Moving Toward Perfection

Moving Toward Perfection

I learned to drive in a car that didn’t have power steering. (Yes, I’m that old.) But that didn’t prepare me for my stint in the Air Force.  I was in a tactical unit, which meant we had to be ready to go anywhere and set up shop on short notice.  So all of our gear was either loaded on trucks or had wheels bolted on them.  And, since we had to be light and lean, we didn’t have a bunch of truck drivers on the team.  All us geeks had to pack and drive our own stuff.  That meant I had to learn drive a truck.  Two and a half tons to be exact.  “Deuce-and-a-Halfs” they were called.  And they didn’t have power steering either.

Without power steering

Now, I’m not a big guy.  About 120lbs at the time.  And messing with electronics doesn’t exactly build upper body strength.  So, as I sat in the driver’s seat and attempted to turn the wheel in preparation for backing out the parking spot, I promptly pulled myself off the seat onto the steering wheel – which hadn’t budged.  Ah, the seat belt!

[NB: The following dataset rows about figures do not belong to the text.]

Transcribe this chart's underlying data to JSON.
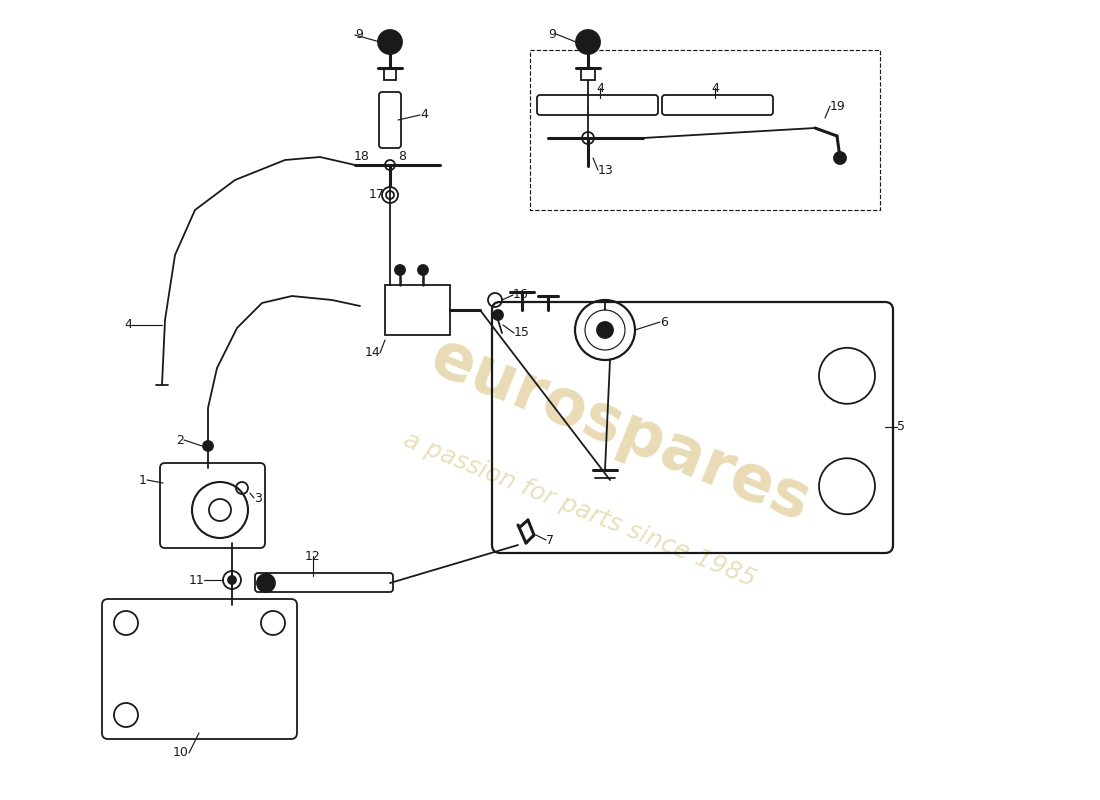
{
  "bg": "#ffffff",
  "lc": "#1a1a1a",
  "lw": 1.3,
  "lw_thick": 2.2,
  "lw_thin": 0.85,
  "fontsize": 9,
  "wm1_color": "#c8aa50",
  "wm2_color": "#c8aa50",
  "wm1": "eurospares",
  "wm2": "a passion for parts since 1985",
  "fig_w": 11.0,
  "fig_h": 8.0,
  "dpi": 100,
  "xmin": 0,
  "xmax": 1100,
  "ymin": 0,
  "ymax": 800
}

Silly me, I thought. I buckled up, tried again, and accomplished nothing more than severely compressing whatever it was I’d had for breakfast. The motor pool Sergeant, who had amused himself watching my antics, eventually filled me in that it’s a lot easier to steer when the truck is actually moving.  What a difference.  With the truck moving and the engine taking the work of rolling the tires holding up all that weight over the pavement, course correction was a modest increment of required force easily accomplished by a 120lb comms tech. Though, truth be told, I still needed the help of the seat belt.

The takeaway

It’s much easier to be agile when your moving. If you’re trying to write the perfect product spec or business plan you’ll never deliver. Look, no one’s saying to deliver crap, but perfection can’t be attained in isolation.  You can’t know everything about how your product will be expected to perform until it’s released into the wild.  Your customers can’t know all the ways they’re going to use it until the get their hands on it (or their kids get their hands on it) and kick it around a bit. Even if you manage to satisfy your hypercritical self, you’ll fall short of somebody’s expectations. The startup world has already learned this and turned it into a mantra, or mantras actually.  “Fail fast”, “Iterate often” all speak to the need to get a core offering out there and see where the user base wants to take it.

What could go wrong?

Release a product, get feed back, adjust, rinse and repeat. The hard part, of course, is figuring out what to fix and what to ignore.  Which customers are right, or represent the target market and which ones are niche interests or one-offs.  You still have to do a good job defining your goal.  If not, you’ll end up with ‘feature creep’ or ‘code bloat’. Without a clear target, you may end up with a product that most people think is ok, but no-one is particularly excited about.  More importantly, vet and remember your underlying assumptions.  Any time you wonder if the goal is still valid, recheck those assumptions as well. If the footings have shifted, then adjust. But, if the assumptions still hold, hold the goal as well and make your tradeoff decisions accordingly.

By the way, when your overarching goal is well defined and consistently applied, the process of working through adjustments and tradeoffs will be much quicker.  It’s a lot easier to get where you want to go when you’ve got the way points preloaded in the GPS.  Even if you don’t have power steering.